Just Eat pays up to £240M for Delivery Hero’s UK ops, £66M for Canada’s SkipTheDishes

Yet more regional consolidation is underway among the giants of take-out and delivery startups in Europe as they gear up to compete more aggressively against newer entrants like Deliveroo and Uber Eats. Today, Berlin-based Delivery Hero announced that it is selling its UK business, which operates as hungryhouse, to rival Just Eat for £200 million ($251 million) in cash, plus another £40 million ($50 million) on top of that based on hungryhouse’s performance between now and the date of the deal closing (subject to approval by the competition regulator).

Separately, Just Eat also announced that it would be acquiring SkipTheDishes, a delivery startup in Canada, for £66.1 million ($83 million), to expand its position there.

The two deals come just five days after Delivery Hero — which was last valued at just over $3 billion — announced that it would acquire Foodpanda, another global rival, from Rocket Internet for an undisclosed amount of money. It seems now that the deal in part is to help finance the other transaction. The Foodpanda acquisition strengthens Delivery Hero’s operations in Europe, South America and Asia.

The UK market has been a particularly crowded one for food delivery and take out startups. In addition to Just Eat and Delivery Hero, there are newer entrants like Uber Eats and Deliveroo. The latter two focus on a smaller and higher end selection of restaurants and have as such been eating into the margins and market share of older players, who have taken more of a catch-all approach to the business of takeaway.

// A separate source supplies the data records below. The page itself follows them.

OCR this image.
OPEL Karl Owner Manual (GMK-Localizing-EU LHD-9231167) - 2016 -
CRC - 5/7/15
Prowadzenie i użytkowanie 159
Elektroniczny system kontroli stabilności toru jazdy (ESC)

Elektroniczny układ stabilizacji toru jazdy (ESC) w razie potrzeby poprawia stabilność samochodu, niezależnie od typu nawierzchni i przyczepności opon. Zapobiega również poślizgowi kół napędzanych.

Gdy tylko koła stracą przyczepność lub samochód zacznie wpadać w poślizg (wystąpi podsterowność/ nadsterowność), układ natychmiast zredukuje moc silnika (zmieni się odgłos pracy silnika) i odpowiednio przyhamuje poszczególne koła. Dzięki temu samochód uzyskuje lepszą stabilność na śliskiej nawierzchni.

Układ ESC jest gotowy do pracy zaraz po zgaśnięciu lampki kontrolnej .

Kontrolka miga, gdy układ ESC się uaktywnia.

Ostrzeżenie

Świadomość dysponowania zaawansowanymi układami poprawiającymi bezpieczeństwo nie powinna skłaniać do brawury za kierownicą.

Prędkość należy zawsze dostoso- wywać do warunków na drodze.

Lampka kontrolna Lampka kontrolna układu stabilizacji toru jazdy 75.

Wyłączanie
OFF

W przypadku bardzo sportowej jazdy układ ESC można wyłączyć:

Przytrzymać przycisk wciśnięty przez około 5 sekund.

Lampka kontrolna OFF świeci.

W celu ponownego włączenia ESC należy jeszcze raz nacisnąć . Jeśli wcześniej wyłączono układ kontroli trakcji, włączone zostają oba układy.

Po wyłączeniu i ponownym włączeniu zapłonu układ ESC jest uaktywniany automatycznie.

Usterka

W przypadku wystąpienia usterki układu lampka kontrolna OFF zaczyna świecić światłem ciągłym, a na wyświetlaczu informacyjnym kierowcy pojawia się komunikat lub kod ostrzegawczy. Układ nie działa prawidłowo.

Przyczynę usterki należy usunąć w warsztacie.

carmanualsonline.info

That, incidentally, has also been the strategic approach for many of these earlier businesses also when it came to expansion: scale as fast and as globally as you can to improve margins by dominating in all markets (an approach followed by many other on. In the case of the UK, Delivery Hero first entered the country when it acquired hungryhouse in 2011, with the business first getting its start in 2006.

But the bigger strategy, however, appears to have changed somewhat, as players like Just Eat and Delivery Hero look to sell off assets in certain regions to help build up their presence in others. This week is not the first time that we’ve seen these companies trading off and selling companies to each other. Previous deals have included Rocket Internet both buying operations from and selling operations to Just Eat,

“The sale of hungryhouse to Just Eat rationalizes our global footprint, and we remain focused on operating market-leading brands, globally,” said Niklaus Ostberg, CEO of Delivery Hero. “Proceeds from this sale will allow us to pursue further global growth opportunities, as we have consistently and successfully done in recent years. We also want to thank the entire hungryhouse team – this transaction reflects their amazing achievements within the Delivery Hero Group since 2011.” Just Eat said it expects hungryhouse to generate EBITDA of between £12-15 million in 2017, excluding one-off exceptional transaction and integration costs of around £1 million. 

That’s not to say that these companies are winding down that much or getting any less global in the wider sense — not for now, at least.

Just Eat in Canada is a case in point. The company already claimed to be the number-one take-out company in the market, and it sees the acquisition as a way to strengthen that position.

“The acquisition of SkipTheDishes will materially strengthen Just Eat’s number one position in Canada,” said David Buttress, CEO of Just Eat, in a statement. “Canada is a phenomenally exciting country for online food delivery, with significant runway for growth and a clear opportunity to drive channel shift. SkipTheDishes’ outstanding team, technological know-how and operational excellence has enabled it to develop a business model well-suited to Canada’s unique market conditions. It will complement our existing operations so that Just Eat is best-placed to address this fast-growing market.” SkipTheDishes projects revenues of 23.5 million Canadian dollars for the current year ending December 2016, with a network of 2,900 restaurants and 350,000 active customers.  

Delivery Hero says that its wider footprint covers 17 million active users and 271,000 restaurants in 27 countries in Europe, the Middle East, Latin America and the Asia-Pacific region. In addition to take out ordering, Delivery Hero also offers premium food ordering and delivery in 51 cities across 10 countries.

Just Eat, which went public in 2014, is based out of London, and says that it covers 16.6 million users and more than 63,900 take-out restaurants.